The Growing Irrelevance of Establishment Pundits
Published at 10:20 on 16 September 2015
Is amply illustrated by this article.
First, there is the equating of Trump (who has no political experience whatsoever, and who engages in largely fact-free xenophobic rhetoric) with Sanders and Corbyn (both of whom have decades of experience and whose policy proposals, though on one side of the political spectrum, are generally fact-based and definitely do refrain from stoking the flames of ethnic bigotry).
Second, there is a complete lack of investigation into any of the Establishment’s many failings, and how those (and not mere New Media attention) might be playing a role in the popularity of all three.
Trump, whatever his failings, is a free trade skeptic, and most of the free trade agreements pushed by that same Establishment consensus have failed to live up to their promises. Take NAFTA: it was supposed to reduce illegal immigration. Its skeptics pointed out that illegal immigration would probably increase. In this real-world experiment, it was the skeptics’ prediction and not the Establishment’s that was proven correct.
Both Sanders and Corbyn opposed the Iraq War fiasco. This was so self-evidently a blunder that outside the English-speaking world, even some prominent conservative leaders (such as Jacques Chirac) opposed it. As did some prominent centrists, like Senator Byrd (who was I believe the only Senator who had also been in office when LBJ pulled the Gulf of Tonkin snow job on Congress and led the nation into the Vietnam War based on lies).
Meanwhile, both the “New” Democrats and the “New” Labourites decided to be “practical” and “realistic” by supporting the war.
At the time, the best the Establishment could manage was : “Oh, isn’t this interesting: the anti-war crowd is playing the national security card by saying that going to war will end up actually undermining it; there’s a controversy about which course is best for national security.

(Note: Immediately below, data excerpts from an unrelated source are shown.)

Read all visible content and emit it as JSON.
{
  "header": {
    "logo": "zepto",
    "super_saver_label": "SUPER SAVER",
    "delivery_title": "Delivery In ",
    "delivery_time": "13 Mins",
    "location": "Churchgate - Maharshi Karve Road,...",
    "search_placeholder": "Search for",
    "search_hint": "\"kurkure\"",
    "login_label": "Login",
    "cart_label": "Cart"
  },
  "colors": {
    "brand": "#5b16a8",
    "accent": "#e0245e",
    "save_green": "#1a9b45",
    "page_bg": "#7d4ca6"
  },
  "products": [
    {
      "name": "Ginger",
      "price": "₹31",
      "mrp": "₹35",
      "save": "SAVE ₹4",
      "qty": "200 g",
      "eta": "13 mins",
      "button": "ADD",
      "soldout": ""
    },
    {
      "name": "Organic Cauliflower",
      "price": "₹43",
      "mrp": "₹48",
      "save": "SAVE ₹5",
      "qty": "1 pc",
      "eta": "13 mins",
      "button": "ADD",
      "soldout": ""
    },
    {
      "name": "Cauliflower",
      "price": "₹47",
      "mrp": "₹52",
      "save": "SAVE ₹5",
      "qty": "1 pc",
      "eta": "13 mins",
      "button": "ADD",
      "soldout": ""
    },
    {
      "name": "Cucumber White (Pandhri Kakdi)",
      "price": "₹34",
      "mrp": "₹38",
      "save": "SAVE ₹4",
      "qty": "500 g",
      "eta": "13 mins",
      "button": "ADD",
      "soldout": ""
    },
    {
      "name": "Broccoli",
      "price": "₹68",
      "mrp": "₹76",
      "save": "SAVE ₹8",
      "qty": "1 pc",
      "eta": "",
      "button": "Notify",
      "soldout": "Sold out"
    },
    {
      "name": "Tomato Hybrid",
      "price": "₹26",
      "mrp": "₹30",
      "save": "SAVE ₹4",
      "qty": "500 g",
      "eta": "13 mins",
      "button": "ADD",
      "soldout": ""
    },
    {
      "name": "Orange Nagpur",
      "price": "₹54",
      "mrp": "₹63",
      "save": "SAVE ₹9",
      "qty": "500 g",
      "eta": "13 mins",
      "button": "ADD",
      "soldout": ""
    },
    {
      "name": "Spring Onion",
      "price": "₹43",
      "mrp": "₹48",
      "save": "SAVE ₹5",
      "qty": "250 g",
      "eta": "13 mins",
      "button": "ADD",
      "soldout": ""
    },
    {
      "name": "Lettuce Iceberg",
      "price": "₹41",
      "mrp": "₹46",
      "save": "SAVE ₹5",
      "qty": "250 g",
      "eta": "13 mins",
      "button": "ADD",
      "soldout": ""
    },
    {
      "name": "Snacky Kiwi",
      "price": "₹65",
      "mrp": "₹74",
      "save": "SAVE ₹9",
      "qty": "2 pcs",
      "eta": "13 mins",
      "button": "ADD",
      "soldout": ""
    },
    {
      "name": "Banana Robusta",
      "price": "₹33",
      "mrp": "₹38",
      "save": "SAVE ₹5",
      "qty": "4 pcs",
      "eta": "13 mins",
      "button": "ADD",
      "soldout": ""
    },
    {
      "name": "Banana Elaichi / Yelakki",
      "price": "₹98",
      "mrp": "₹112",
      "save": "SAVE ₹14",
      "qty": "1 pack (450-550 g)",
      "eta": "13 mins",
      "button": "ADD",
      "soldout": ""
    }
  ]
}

Let’s present both sides as equally plausible — even though the preponderance of evidence favors the skeptics — because, heavens, we wouldn’t want to be accused of ‘bias’ or anything.”
And then there’s the financial deregulation that paved the way for the Great Recession, something else that the self-professed “responsible” “New” Democrats and Labourites united with conservatives to enact over the opposition of the left wings of both their parties.
If the Establishment wants answers as to why it is getting less and less respect, it would be better served by taking a good long look in the mirror rather than playing pin-the-blame-on-the-Internet and sermonizing about ignorant peasants.